Young-Ji Byon
Professor and Director of Engineering
Young-Ji Byon

Hired to launch Northwestern's engineering program, Dr. Young-Ji Byon has teaching, research and administrative experience on three continents.


Example to follow
Although Dr. Byon occasionally attended church when he was young, he resisted becoming a Christian because he’d never met a Christian who was good at math and science. That changed when he attended a weeklong summer camp for high school students and sat next to one of the camp’s guest speakers during lunch. The man was an engineering professor who had earned a Ph.D. from MIT and taught at Seoul National University. After the professor shared the gospel with him, Young-Ji gave his life to Christ and told God that he wanted to become an engineering professor and do the same for others.

Global experience
Dr. Byon was 14 when his parents emigrated from South Korea, where he was born, to Canada. After earning his Ph.D. in civil engineering from the University of Toronto, he did post-doctoral research at the University of Calgary and the University of Chile. Prior to joining Northwestern’s faculty, he spent 11 years at Khalifa University in the United Arab Emirates, one of the world’s top-100 engineering universities, where he was the associate chair of the department of civil infrastructure and environmental engineering.
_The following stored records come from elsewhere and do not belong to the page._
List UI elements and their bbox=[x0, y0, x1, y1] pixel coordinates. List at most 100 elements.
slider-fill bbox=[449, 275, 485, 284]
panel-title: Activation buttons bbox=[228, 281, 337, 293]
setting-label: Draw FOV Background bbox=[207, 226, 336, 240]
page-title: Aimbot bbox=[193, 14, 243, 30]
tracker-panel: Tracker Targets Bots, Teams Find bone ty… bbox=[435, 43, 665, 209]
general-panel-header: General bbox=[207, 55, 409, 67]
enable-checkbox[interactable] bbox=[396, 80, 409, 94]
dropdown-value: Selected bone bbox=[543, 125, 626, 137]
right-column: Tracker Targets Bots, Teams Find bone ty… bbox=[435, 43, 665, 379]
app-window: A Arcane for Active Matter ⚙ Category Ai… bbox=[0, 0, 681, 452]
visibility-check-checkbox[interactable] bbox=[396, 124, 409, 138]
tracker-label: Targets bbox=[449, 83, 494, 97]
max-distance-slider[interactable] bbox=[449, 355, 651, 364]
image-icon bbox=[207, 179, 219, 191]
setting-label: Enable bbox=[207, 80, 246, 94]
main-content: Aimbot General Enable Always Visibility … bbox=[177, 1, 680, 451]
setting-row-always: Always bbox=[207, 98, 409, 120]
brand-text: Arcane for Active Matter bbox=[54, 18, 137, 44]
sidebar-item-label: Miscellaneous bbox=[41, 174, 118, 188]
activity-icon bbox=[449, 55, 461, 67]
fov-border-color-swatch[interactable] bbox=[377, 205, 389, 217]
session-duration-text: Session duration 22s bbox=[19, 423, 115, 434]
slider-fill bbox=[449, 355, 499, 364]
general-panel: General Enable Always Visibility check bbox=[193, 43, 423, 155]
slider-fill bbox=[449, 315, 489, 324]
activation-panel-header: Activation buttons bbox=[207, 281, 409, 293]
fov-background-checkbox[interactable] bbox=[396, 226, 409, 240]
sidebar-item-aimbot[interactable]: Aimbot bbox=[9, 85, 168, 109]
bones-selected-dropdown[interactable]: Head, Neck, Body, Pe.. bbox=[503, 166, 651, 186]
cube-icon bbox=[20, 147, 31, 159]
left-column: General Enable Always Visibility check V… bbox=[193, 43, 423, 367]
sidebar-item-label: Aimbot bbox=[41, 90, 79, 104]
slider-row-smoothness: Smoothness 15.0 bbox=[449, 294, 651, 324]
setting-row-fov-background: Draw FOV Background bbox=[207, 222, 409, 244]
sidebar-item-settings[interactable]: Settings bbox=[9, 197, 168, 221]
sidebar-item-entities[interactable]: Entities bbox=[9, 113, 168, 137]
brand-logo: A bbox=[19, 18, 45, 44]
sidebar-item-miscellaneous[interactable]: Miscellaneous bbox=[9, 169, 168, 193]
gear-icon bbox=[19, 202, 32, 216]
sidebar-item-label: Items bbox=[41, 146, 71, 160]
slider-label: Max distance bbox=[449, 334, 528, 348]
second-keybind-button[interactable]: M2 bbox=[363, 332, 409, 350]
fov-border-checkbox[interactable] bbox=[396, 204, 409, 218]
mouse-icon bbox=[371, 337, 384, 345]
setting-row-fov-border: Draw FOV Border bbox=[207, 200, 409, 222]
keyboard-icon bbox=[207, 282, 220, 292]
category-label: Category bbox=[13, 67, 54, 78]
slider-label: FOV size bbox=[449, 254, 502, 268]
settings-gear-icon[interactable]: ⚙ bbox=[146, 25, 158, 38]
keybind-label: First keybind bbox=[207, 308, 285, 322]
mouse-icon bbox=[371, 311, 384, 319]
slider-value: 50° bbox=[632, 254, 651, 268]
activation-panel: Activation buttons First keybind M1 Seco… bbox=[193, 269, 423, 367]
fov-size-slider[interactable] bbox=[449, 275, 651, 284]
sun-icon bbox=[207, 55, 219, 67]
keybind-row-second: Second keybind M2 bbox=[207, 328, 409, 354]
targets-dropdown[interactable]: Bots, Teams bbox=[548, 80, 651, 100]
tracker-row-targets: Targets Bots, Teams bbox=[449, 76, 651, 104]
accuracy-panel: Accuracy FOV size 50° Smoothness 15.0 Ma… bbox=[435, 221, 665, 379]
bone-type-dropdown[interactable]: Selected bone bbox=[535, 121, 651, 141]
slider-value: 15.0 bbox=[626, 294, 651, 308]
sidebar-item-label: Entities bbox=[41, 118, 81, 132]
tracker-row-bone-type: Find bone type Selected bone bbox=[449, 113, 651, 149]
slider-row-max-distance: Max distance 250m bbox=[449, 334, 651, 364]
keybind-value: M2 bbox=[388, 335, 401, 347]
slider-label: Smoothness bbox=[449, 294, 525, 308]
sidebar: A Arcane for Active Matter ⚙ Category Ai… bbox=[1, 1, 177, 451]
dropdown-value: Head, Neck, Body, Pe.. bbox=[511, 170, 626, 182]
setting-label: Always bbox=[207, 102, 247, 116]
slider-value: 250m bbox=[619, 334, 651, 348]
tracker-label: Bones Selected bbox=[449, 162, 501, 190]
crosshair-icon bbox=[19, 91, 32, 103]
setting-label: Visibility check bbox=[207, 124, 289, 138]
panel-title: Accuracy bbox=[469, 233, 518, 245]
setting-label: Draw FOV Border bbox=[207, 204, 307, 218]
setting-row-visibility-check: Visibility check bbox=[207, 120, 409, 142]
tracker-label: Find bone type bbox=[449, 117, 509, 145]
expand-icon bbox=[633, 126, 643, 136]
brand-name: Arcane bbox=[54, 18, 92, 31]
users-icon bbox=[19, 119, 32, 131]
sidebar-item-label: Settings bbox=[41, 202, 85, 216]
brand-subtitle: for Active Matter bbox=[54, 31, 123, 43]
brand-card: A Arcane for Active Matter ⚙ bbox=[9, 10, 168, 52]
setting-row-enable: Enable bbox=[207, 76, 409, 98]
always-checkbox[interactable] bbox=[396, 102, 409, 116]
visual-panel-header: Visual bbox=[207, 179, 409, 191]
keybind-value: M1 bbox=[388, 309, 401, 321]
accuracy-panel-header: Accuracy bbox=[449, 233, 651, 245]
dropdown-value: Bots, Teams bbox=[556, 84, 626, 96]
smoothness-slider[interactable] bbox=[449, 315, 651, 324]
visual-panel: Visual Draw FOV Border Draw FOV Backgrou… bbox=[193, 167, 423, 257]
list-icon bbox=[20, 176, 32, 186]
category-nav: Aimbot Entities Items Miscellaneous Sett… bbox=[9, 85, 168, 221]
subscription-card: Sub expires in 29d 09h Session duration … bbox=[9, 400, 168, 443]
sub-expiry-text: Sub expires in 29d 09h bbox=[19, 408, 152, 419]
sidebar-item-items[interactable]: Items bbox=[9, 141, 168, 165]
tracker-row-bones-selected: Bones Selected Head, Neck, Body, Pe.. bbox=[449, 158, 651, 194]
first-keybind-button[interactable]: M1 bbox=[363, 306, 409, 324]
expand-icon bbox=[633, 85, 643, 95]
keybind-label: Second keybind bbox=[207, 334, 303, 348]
During that time, he helped launch Khalifa’s civil engineering programs and led its efforts to secure ABET accreditation. He also received a faculty excellence award from the university.

Accomplished researcher
Dr. Byon majored in mechanical engineering at the University of Toronto but switched to civil engineering for his master’s and doctoral degrees after seeing the science fiction movie Minority Report, which features a scene with autonomous vehicles and fully automated highways in the sky. His research field is geographic information systems, and his research focus is intelligent transportation systems—including connected and autonomous vehicles and deep-learning-based traffic control. He has managed grants totaling $2.8 million, published more than 50 articles in top international journals, and won a national research award for sustainable transportation from the United Arab Emirates.

The best prototype
Autonomously driven vehicles are inevitable, Dr. Byon says, as are intersections without signals, or “smart” intersections. Eventually cars will be able to wirelessly communicate with those intersections and with each other. “Good engineers are the ones who copy or mimic God’s creation well,” he says. “This is already happening in the ocean when two schools of fish intersect with each other. They bypass each other without colliding. That’s what we want to happen—the same thing that God has implemented in nature.”